François Boucher (1703-1770)
The Meal during the Hunt
Oil on Canvas - 61 x 40 cm
Paris, Musée du Louvre
Photo : Beaussant-Lefèvre

5/4/13 - Acquisition - Paris, Musée du Louvre - The Louvre pre-empted a study by François Boucher, A Meal during the Hunt, this afternoon at the Hôtel Drouot, at Beaussant-Lefèvre auctioneers, for 100,000 euros (without charges). The work, illustrated in the catalogue for the exhibition, Chasses exotiques de Louis XV, is known in three other versions, one of which resides at the Musée Nissim de Camondo and whose attribution to Boucher had been debated for a while by Alastair Laing, until he finally acknowledged them as indeed being by the artist [1].
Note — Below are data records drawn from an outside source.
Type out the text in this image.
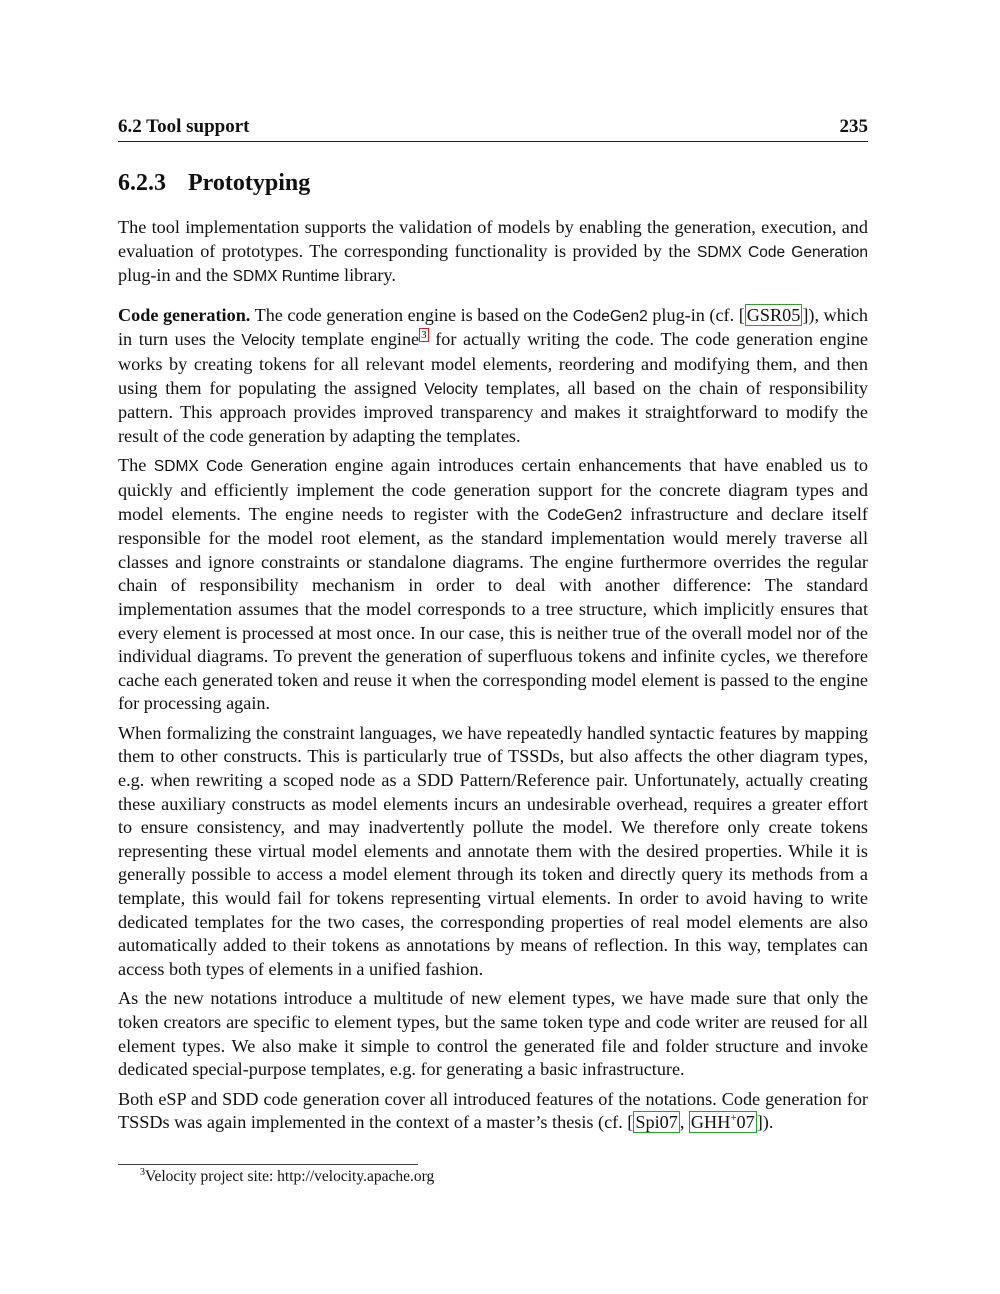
6.2 Tool support	235
6.2.3 Prototyping

The tool implementation supports the validation of models by enabling the generation, execution, and evaluation of prototypes. The corresponding functionality is provided by the SDMX Code Generation plug-in and the SDMX Runtime library.

Code generation. The code generation engine is based on the CodeGen2 plug-in (cf. [ GSR05 ]), which in turn uses the Velocity template engine $^3$ for actually writing the code. The code generation engine works by creating tokens for all relevant model elements, reordering and modifying them, and then using them for populating the assigned Velocity templates, all based on the chain of responsibility pattern. This approach provides improved transparency and makes it straightforward to modify the result of the code generation by adapting the templates.

The SDMX Code Generation engine again introduces certain enhancements that have enabled us to quickly and efficiently implement the code generation support for the concrete diagram types and model elements. The engine needs to register with the CodeGen2 infrastructure and declare itself responsible for the model root element, as the standard implementation would merely traverse all classes and ignore constraints or standalone diagrams. The engine furthermore overrides the regular chain of responsibility mechanism in order to deal with another difference: The standard implementation assumes that the model corresponds to a tree structure, which implicitly ensures that every element is processed at most once. In our case, this is neither true of the overall model nor of the individual diagrams. To prevent the generation of superfluous tokens and infinite cycles, we therefore cache each generated token and reuse it when the corresponding model element is passed to the engine for processing again.

When formalizing the constraint languages, we have repeatedly handled syntactic features by mapping them to other constructs. This is particularly true of TSSDs, but also affects the other diagram types, e.g. when rewriting a scoped node as a SDD Pattern/Reference pair. Unfortunately, actually creating these auxiliary constructs as model elements incurs an undesirable overhead, requires a greater effort to ensure consistency, and may inadvertently pollute the model. We therefore only create tokens representing these virtual model elements and annotate them with the desired properties. While it is generally possible to access a model element through its token and directly query its methods from a template, this would fail for tokens representing virtual elements. In order to avoid having to write dedicated templates for the two cases, the corresponding properties of real model elements are also automatically added to their tokens as annotations by means of reflection. In this way, templates can access both types of elements in a unified fashion.

As the new notations introduce a multitude of new element types, we have made sure that only the token creators are specific to element types, but the same token type and code writer are reused for all element types. We also make it simple to control the generated file and folder structure and invoke dedicated special-purpose templates, e.g. for generating a basic infrastructure.

Both eSP and SDD code generation cover all introduced features of the notations. Code generation for TSSDs was again implemented in the context of a master’s thesis (cf. [ Spi07 , GHH+07 ]).

$^3$Velocity project site: http://velocity.apache.org
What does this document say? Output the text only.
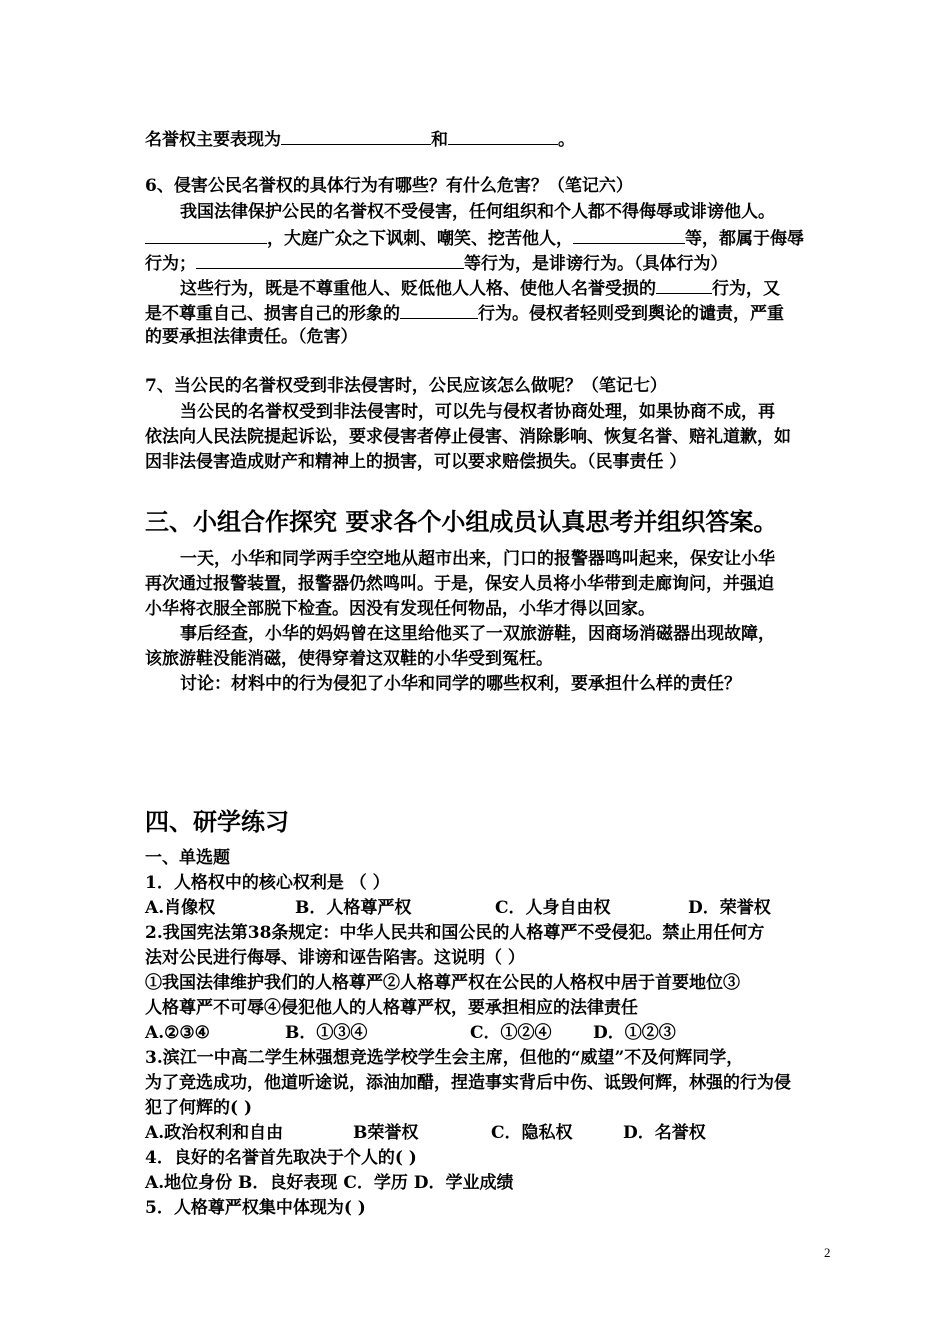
名誉权主要表现为	和	。
6、侵害公民名誉权的具体行为有哪些？有什么危害？（笔记六）
我国法律保护公民的名誉权不受侵害，任何组织和个人都不得侮辱或诽谤他人。
，大庭广众之下讽刺、嘲笑、挖苦他人，	等，都属于侮辱
行为；	等行为，是诽谤行为。（具体行为）
这些行为，既是不尊重他人、贬低他人人格、使他人名誉受损的	行为，又
是不尊重自己、损害自己的形象的	行为。侵权者轻则受到舆论的谴责，严重
的要承担法律责任。（危害）
7、当公民的名誉权受到非法侵害时，公民应该怎么做呢？（笔记七）
当公民的名誉权受到非法侵害时，可以先与侵权者协商处理，如果协商不成，再
依法向人民法院提起诉讼，要求侵害者停止侵害、消除影响、恢复名誉、赔礼道歉，如
因非法侵害造成财产和精神上的损害，可以要求赔偿损失。（民事责任 ）
三、小组合作探究 要求各个小组成员认真思考并组织答案。
一天，小华和同学两手空空地从超市出来，门口的报警器鸣叫起来，保安让小华
再次通过报警装置，报警器仍然鸣叫。于是，保安人员将小华带到走廊询问，并强迫
小华将衣服全部脱下检查。因没有发现任何物品，小华才得以回家。
事后经查，小华的妈妈曾在这里给他买了一双旅游鞋，因商场消磁器出现故障，
该旅游鞋没能消磁，使得穿着这双鞋的小华受到冤枉。
讨论：材料中的行为侵犯了小华和同学的哪些权利，要承担什么样的责任？
四、研学练习
一、单选题
1．人格权中的核心权利是 （ ）
A.肖像权	B．人格尊严权	C．人身自由权	D．荣誉权
2.我国宪法第38条规定：中华人民共和国公民的人格尊严不受侵犯。禁止用任何方
法对公民进行侮辱、诽谤和诬告陷害。这说明（ ）
①我国法律维护我们的人格尊严②人格尊严权在公民的人格权中居于首要地位③
人格尊严不可辱④侵犯他人的人格尊严权，要承担相应的法律责任
A.②③④	B．①③④	C．①②④ D．①②③
3.滨江一中高二学生林强想竞选学校学生会主席，但他的“威望”不及何辉同学，
为了竞选成功，他道听途说，添油加醋，捏造事实背后中伤、诋毁何辉，林强的行为侵
犯了何辉的( )
A.政治权利和自由	B荣誉权	C．隐私权	D．名誉权
4．良好的名誉首先取决于个人的( )
A.地位身份 B．良好表现 C．学历 D．学业成绩
5．人格尊严权集中体现为( )
2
A group of hunters are feasting, slumped rather than seated at the foot of a tree, close to a thatched cottage, sloven, soon drunk, visibly led by a central figure whose white clothes and arms in the form of a cross lend him an air of comical holiness. The tone of this meal is obviously not the one found in Hunting Lunch or A Pause during the Hunt painted in 1734 respectively by Jean-François de Troy and Carle Van Loo for Louis XV’s large and small dining rooms at Fontainebleau.
Boucher, de Troy, Van Loo did not depict only the pleasures of hunting, they also illustrated its more epic facets in paintings commissioned by the king. Among these, we would particularly note Lancret who represented hunting as both a form of combat and distraction, but was also the author of the famous Lunch with Ham whose delightful humor echoes that found in the work acquired by the Louvre.

Version française

Bénédicte Bonnet Saint-Georges, lundi 8 avril 2013


[1] The study at the Musée Nissim de Camondo, which measures 53 x 36 cm., had been attributed to Jean-Baptiste Oudry. The two others measure respectively 45 x 36.5 cm. and are held in private collections.